# KMeans clustering ANY documents

## Read in your files if they're all separate

In [1]:
import pandas as pd
import glob

filenames = glob.glob("bible-text/*.txt")

# Maybe use open(filename, encoding='latin-1').read()
# if you're running into trouble
contents = [open(filename).read() for filename in filenames]

df = pd.DataFrame({
    'text': contents,
    'filenames': filenames
})
df.head()

UnicodeDecodeError: 'utf-8' codec can't decode byte 0xb6 in position 165: invalid start byte

## Or read in your CSV with the text column if not

In [None]:
# import pandas as pd
# df = pd.read_csv("WHAT IS THE FILE???")

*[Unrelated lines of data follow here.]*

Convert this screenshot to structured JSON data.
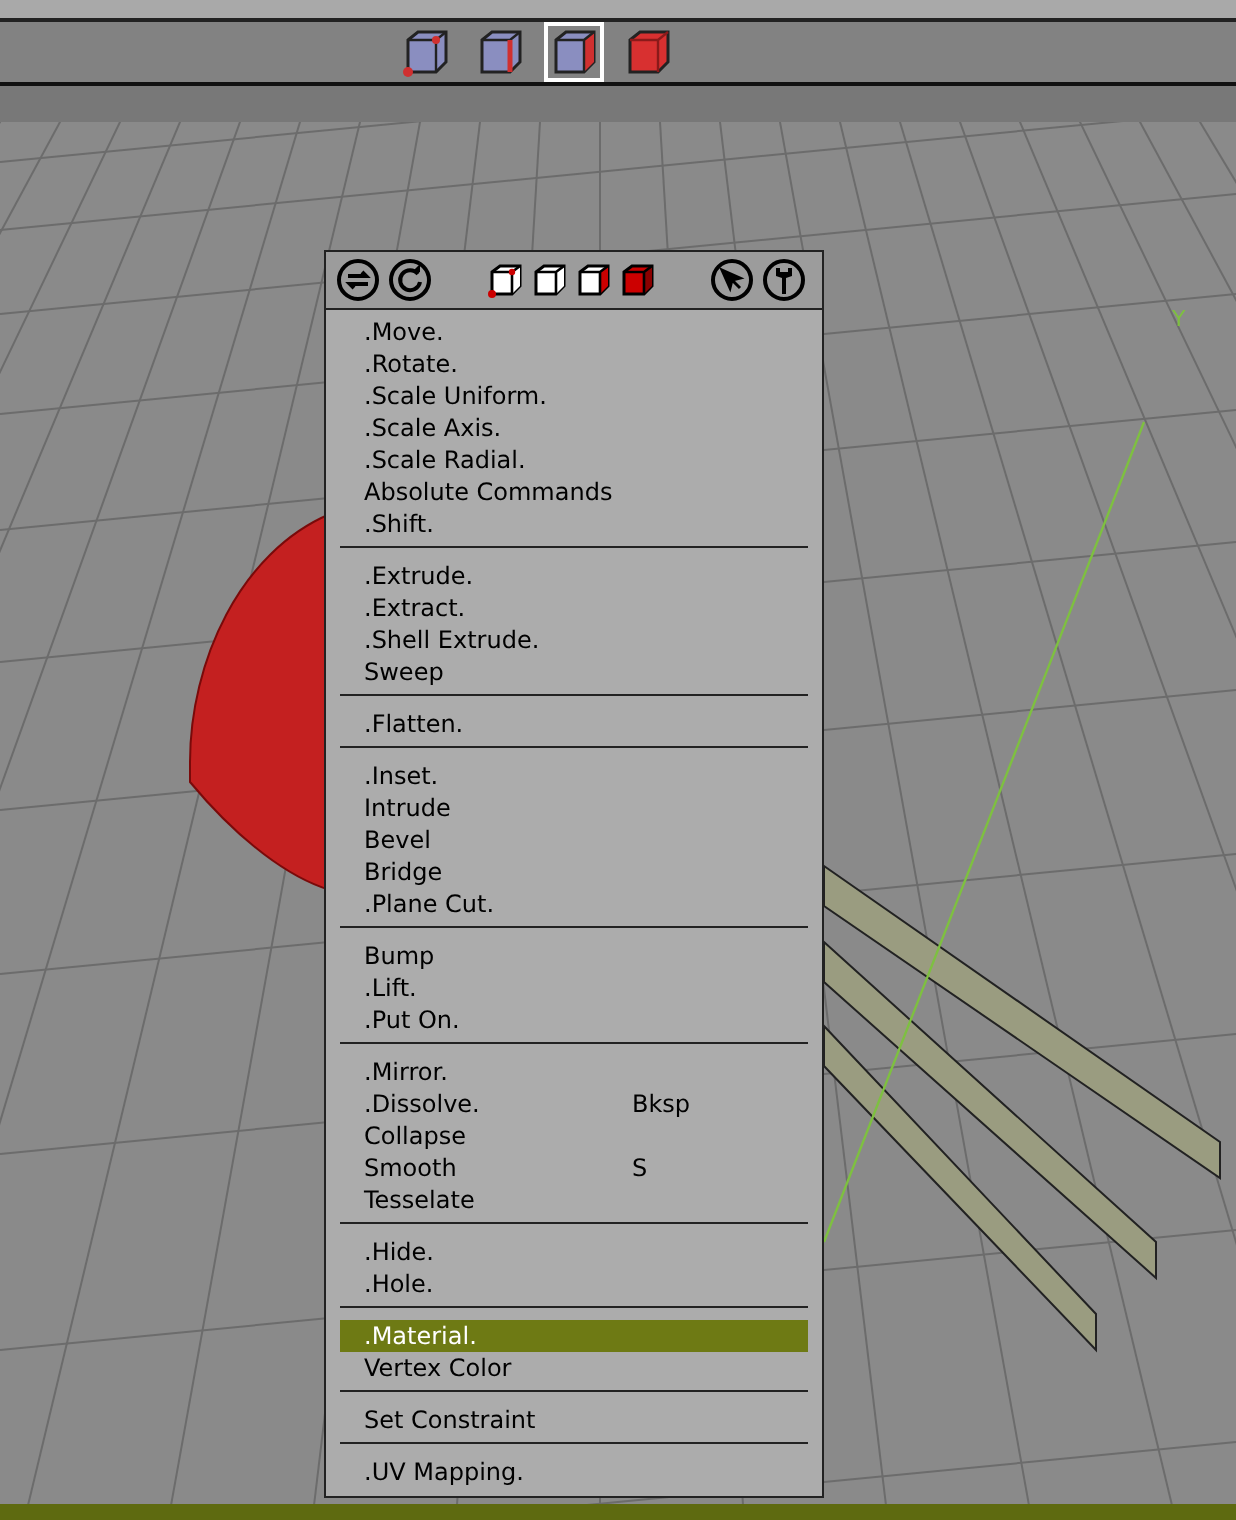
{
  "toolbar": {
    "selection_modes": [
      {
        "kind": "vertex",
        "selected": false
      },
      {
        "kind": "edge",
        "selected": false
      },
      {
        "kind": "face",
        "selected": true
      },
      {
        "kind": "body",
        "selected": false
      }
    ]
  },
  "viewport": {
    "axis_label": "Y"
  },
  "menu": {
    "sections": [
      {
        "items": [
          {
            "label": ".Move.",
            "selected": false
          },
          {
            "label": ".Rotate.",
            "selected": false
          },
          {
            "label": ".Scale Uniform.",
            "selected": false
          },
          {
            "label": ".Scale Axis.",
            "selected": false
          },
          {
            "label": ".Scale Radial.",
            "selected": false
          },
          {
            "label": "Absolute Commands",
            "selected": false
          },
          {
            "label": ".Shift.",
            "selected": false
          }
        ]
      },
      {
        "items": [
          {
            "label": ".Extrude.",
            "selected": false
          },
          {
            "label": ".Extract.",
            "selected": false
          },
          {
            "label": ".Shell Extrude.",
            "selected": false
          },
          {
            "label": "Sweep",
            "selected": false
          }
        ]
      },
      {
        "items": [
          {
            "label": ".Flatten.",
            "selected": false
          }
        ]
      },
      {
        "items": [
          {
            "label": ".Inset.",
            "selected": false
          },
          {
            "label": "Intrude",
            "selected": false
          },
          {
            "label": "Bevel",
            "selected": false
          },
          {
            "label": "Bridge",
            "selected": false
          },
          {
            "label": ".Plane Cut.",
            "selected": false
          }
        ]
      },
      {
        "items": [
          {
            "label": "Bump",
            "selected": false
          },
          {
            "label": ".Lift.",
            "selected": false
          },
          {
            "label": ".Put On.",
            "selected": false
          }
        ]
      },
      {
        "items": [
          {
            "label": ".Mirror.",
            "selected": false
          },
          {
            "label": ".Dissolve.",
            "shortcut": "Bksp",
            "selected": false
          },
          {
            "label": "Collapse",
            "selected": false
          },
          {
            "label": "Smooth",
            "shortcut": "S",
            "selected": false
          },
          {
            "label": "Tesselate",
            "selected": false
          }
        ]
      },
      {
        "items": [
          {
            "label": ".Hide.",
            "selected": false
          },
          {
            "label": ".Hole.",
            "selected": false
          }
        ]
      },
      {
        "items": [
          {
            "label": ".Material.",
            "selected": true
          },
          {
            "label": "Vertex Color",
            "selected": false
          }
        ]
      },
      {
        "items": [
          {
            "label": "Set Constraint",
            "selected": false
          }
        ]
      },
      {
        "items": [
          {
            "label": ".UV Mapping.",
            "selected": false
          }
        ]
      }
    ]
  }
}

## Vectorize your documents

What are the options when creating a `TfidfVectorizer`?

In [None]:
TfidfVectorizer?

Let's think about:

* **max_features**: Can it make things faster? `1` and up
* **max_df**: Should we ignore words that show up too often? `0.0`-`1.0` for percent, OR an integer for absolute document counts
* **min_df**: Should we ignore words that show up too little? `0.0`-`1.0` for percent, OR an integer for absolute document counts
* **vocabulary**: Only care about certain words

Also... how many documents do we have?

In [None]:
df.shape

In [None]:
%%time
from sklearn.feature_extraction.text import TfidfVectorizer
from textblob import TextBlob

def textblob_tokenizer(str_input):
    blob = TextBlob(str_input.lower())
    tokens = blob.words
    words = [token.stem() for token in tokens]
    return words

# Vectorize and save into a new dataframe
vec = TfidfVectorizer(tokenizer=textblob_tokenizer,
                      stop_words='english',
                      use_idf=True)

# Fit from the 'text' column of our dataframe
matrix = vec.fit_transform(df['text'])

# Then turn it into a new dataframe
results = pd.DataFrame(matrix.toarray(), columns=vec.get_feature_names())

In [None]:
results.head()

> ...Try it without the TextBlob tokenizer

## Cluster your documents

In [None]:
%%time
from sklearn.cluster import KMeans

# How many clusters?
number_of_clusters=2
km = KMeans(n_clusters=number_of_clusters)

print("Fitting", number_of_clusters, "clusters usinga ", matrix.shape, "matrix")

# Let's fit it!
km.fit(matrix)
km.fit

## See what they look like

In [None]:
print("Top terms per cluster:")
order_centroids = km.cluster_centers_.argsort()[:, ::-1]
terms = vec.get_feature_names()
for i in range(number_of_clusters):
    top_ten_words = [terms[ind] for ind in order_centroids[i, :5]]
    print("Cluster {}: {}".format(i, ' '.join(top_ten_words)))

## Push the category back to the original dataframe

In [None]:
df['category'] = km.labels_
df

## Be pleased